Kali ini ganti si buta yang tercekat. Tubuhnya gemetar dan air matanya tumpah tak tertahankan. Di tengah sedu-sedannya itu si buta berkata:
“Sungguh mulia Muhammad dan sungguh hinanya diriku. Wahai, Abu Bakar. Jadilah saksi atas perkataanku,” katanya sambil mengucapkan syahadat. Si buta itu ternyata adalah orang Yahudi yang sebelumnya tak hanya mengingkari kerasulan Muhammad, namun juga menyangkal keesaan Allah.

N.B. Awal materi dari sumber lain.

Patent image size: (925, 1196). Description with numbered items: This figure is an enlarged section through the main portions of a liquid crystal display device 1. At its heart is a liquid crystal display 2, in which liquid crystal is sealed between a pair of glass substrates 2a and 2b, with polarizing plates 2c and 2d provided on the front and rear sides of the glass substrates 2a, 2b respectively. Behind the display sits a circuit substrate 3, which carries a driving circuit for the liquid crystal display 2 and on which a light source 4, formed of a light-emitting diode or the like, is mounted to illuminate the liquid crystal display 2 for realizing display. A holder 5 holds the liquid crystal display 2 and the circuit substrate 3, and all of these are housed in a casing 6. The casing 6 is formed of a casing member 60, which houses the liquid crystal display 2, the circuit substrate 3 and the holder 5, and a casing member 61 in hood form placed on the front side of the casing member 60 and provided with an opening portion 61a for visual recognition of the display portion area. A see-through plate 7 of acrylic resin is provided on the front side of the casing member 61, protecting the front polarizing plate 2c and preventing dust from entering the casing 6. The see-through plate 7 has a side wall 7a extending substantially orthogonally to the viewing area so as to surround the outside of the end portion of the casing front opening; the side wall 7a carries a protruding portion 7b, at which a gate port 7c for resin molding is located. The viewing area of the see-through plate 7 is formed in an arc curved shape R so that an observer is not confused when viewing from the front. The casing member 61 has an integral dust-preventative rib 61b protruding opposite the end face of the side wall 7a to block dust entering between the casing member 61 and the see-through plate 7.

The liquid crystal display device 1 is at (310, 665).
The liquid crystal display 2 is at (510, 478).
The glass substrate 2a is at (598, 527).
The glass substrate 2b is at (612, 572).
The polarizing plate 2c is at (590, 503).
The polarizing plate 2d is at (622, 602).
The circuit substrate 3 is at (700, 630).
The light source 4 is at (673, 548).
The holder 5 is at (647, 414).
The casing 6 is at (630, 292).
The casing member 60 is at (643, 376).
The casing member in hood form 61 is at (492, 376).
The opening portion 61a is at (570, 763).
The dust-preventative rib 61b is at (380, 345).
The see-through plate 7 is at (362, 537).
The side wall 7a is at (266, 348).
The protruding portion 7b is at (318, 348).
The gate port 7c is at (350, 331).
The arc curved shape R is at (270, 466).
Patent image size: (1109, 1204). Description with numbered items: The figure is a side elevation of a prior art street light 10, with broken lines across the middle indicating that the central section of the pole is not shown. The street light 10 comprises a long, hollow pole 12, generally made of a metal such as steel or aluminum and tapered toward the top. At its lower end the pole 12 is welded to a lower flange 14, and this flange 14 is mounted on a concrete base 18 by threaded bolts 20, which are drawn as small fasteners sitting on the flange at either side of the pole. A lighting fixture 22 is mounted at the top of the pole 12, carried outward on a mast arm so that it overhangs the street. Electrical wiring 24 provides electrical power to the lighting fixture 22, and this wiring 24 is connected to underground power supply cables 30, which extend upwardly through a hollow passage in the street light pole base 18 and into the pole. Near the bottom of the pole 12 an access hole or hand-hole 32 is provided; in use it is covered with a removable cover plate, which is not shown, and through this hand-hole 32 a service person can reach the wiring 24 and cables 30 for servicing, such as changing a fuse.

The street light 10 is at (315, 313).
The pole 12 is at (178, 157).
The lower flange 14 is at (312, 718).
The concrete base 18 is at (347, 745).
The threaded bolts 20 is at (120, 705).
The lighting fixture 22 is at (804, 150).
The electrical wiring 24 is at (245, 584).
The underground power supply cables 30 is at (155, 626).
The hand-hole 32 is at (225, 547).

Pemuda itu menutup ceritanya sambil menghapus kedua matanya yang tampak sembab. Tak sanggup dia menahan haru melihat sedemikian mulianya sang Nabi dan sahabatnya memperlakukan orang-orang yang berbeda keyakinan dengan dirinya. Kemuliaan itulah yang kemudian menumbuhkan simpati mendalam di hati Yahudi sehingga secara sadar ia pun bergabung dalam jamaahnya.
Si pemuda menarik napas. Sekarang dia berhadapan dengan kenyataan bahwa perbedaan keyakinan tak bisa lagi dijadikan peluang untuk berlomba melakukan sesuatu yang lebih indah dan benar. Keindahan dan kebenaran sepertinya hanya bisa dipahami lewat keseragaman yang pongah, sombong dan tak memberi kesempatan bagi pihak lain untuk mengambil jalannya sendiri tanpa harus dirintangi dan diganggu. Lain dari itu, perbedaan keyakinan sangatlah identik dengan ancaman. Sehingga orang yang berbeda keyakinan, kita anggap sebagai musuh yang tak berhak mendapat pengampunan.
“Dimanakah Abu Bakar?” teriak si pemuda tiba-tiba. “Aku rindu kehadirannya untuk menyuapi orang-orang yang kita anggap sesat dan buta akan kebenaran tanpa harus membuatnya tersedak dan tersengal. Dimanakah Nabi Agung itu berada diantara sekian ribu kepala orang-orang yang meyakini kerasulannya? Kenapa ia tidak hadir dalam kesadaran kita, sehingga apa yang kita perbuat cenderung menyimpang dari yang ia teladankan. Siapakah yang buta sekarang? Kita atau mereka yang kita yakini menyimpang itu?”
Teriakan pemuda memecah sunyi malam. Dan sahabatnya hanya memandang dengan tawa cekikikian.